LOGISTIKNEWS.ID – S&P Global merilia bahwa Purchasing Manager’s Index (PMI) manufaktur Indonesia untuk Agustus 2024 kembali mengalami kontraksi dan turun dari posisi Juli 2024.
PMI manufaktur Indonesia pada Agustus 2024 tercatat 48,9, turun 0,4 poin dari Juli sebesar 49,3.
Kontraksi PMI manufaktur Indonesia pada Agustus 2024 itu dipengaruhi oleh penurunan pada output dan dan permintaan baru yang paling tajam sejak Agustus 2021. Permintaan asing juga turun semakin cepat hingga paling tajam sejak bulan Januari 2023.
Menteri Perindustrian Agus Gumiwang Kartasasmita, mengaku tidak kaget dengan kontraksi lebih dalam industri manufaktur Indonesia.
Menurutnya, penurunan nilai PMI manufaktur bulan Agustus 2024 terjadi akibat belum ada kebijakan signifikan dari Kementerian atau Lembaga lain yang mampu meningkatkan kinerja industri manufaktur.
S&P Global juga menyebutkan adanya pelemahan penjualan yang menyebabkan peningkatan stok barang jadi selama dua bulan berjalan.
Menperin mengatakan bahwa melemahnya penjualan dipengaruhi oleh masuknya barang impor murah dalam jumlah besar ke pasar dalam negeri terutama sejak bulan Mei 2024.
“Adanya barang impor murah membuat masyarakat lebih memilih produk-produk tersebut dengan alasan ekonomis.
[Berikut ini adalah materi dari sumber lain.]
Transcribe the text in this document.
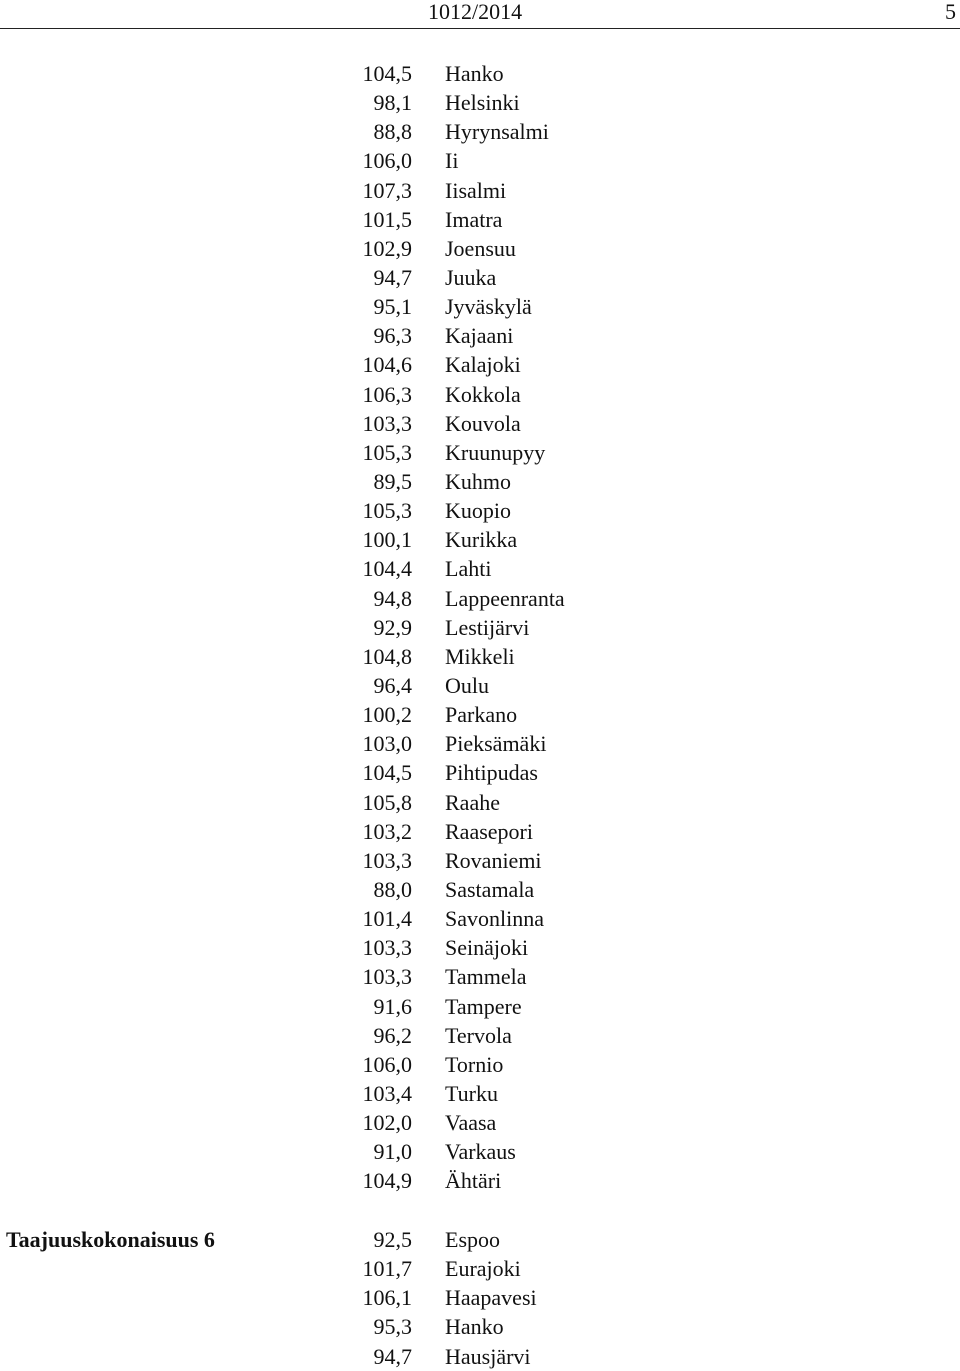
1012/2014	5
104,5 Hanko
98,1 Helsinki
88,8 Hyrynsalmi
106,0 Ii
107,3 Iisalmi
101,5 Imatra
102,9 Joensuu
94,7 Juuka
95,1 Jyväskylä
96,3 Kajaani
104,6 Kalajoki
106,3 Kokkola
103,3 Kouvola
105,3 Kruunupyy
89,5 Kuhmo
105,3 Kuopio
100,1 Kurikka
104,4 Lahti
94,8 Lappeenranta
92,9 Lestijärvi
104,8 Mikkeli
96,4 Oulu
100,2 Parkano
103,0 Pieksämäki
104,5 Pihtipudas
105,8 Raahe
103,2 Raasepori
103,3 Rovaniemi
88,0 Sastamala
101,4 Savonlinna
103,3 Seinäjoki
103,3 Tammela
91,6 Tampere
96,2 Tervola
106,0 Tornio
103,4 Turku
102,0 Vaasa
91,0 Varkaus
104,9 Ähtäri
Taajuuskokonaisuus 6	92,5 Espoo
101,7 Eurajoki
106,1 Haapavesi
95,3 Hanko
94,7 Hausjärvi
Hal ini dapat menyebabkan industri di dalam negeri semakin menurun penjualan produknya serta utilisasi mesin produksinya,” ujar Menperin, dikutip Minggu (8/9/2024).
Juru Bicara Kemenperin Febri Hendri Antoni Arif menambahkan, para pelaku industri mengamati perkembangan penerapan aturan oleh pemerintah.
Hal ini dapat berpengaruh pada perlambatan ekspansi pada subsektor industri. “Misalnya, pada industri makanan dan minuman, para pelaku usaha nampak menahan diri dengan adanya rencana pemberlakuan cukai untuk minuman berpemanis dalam kemasan,” ucapnya.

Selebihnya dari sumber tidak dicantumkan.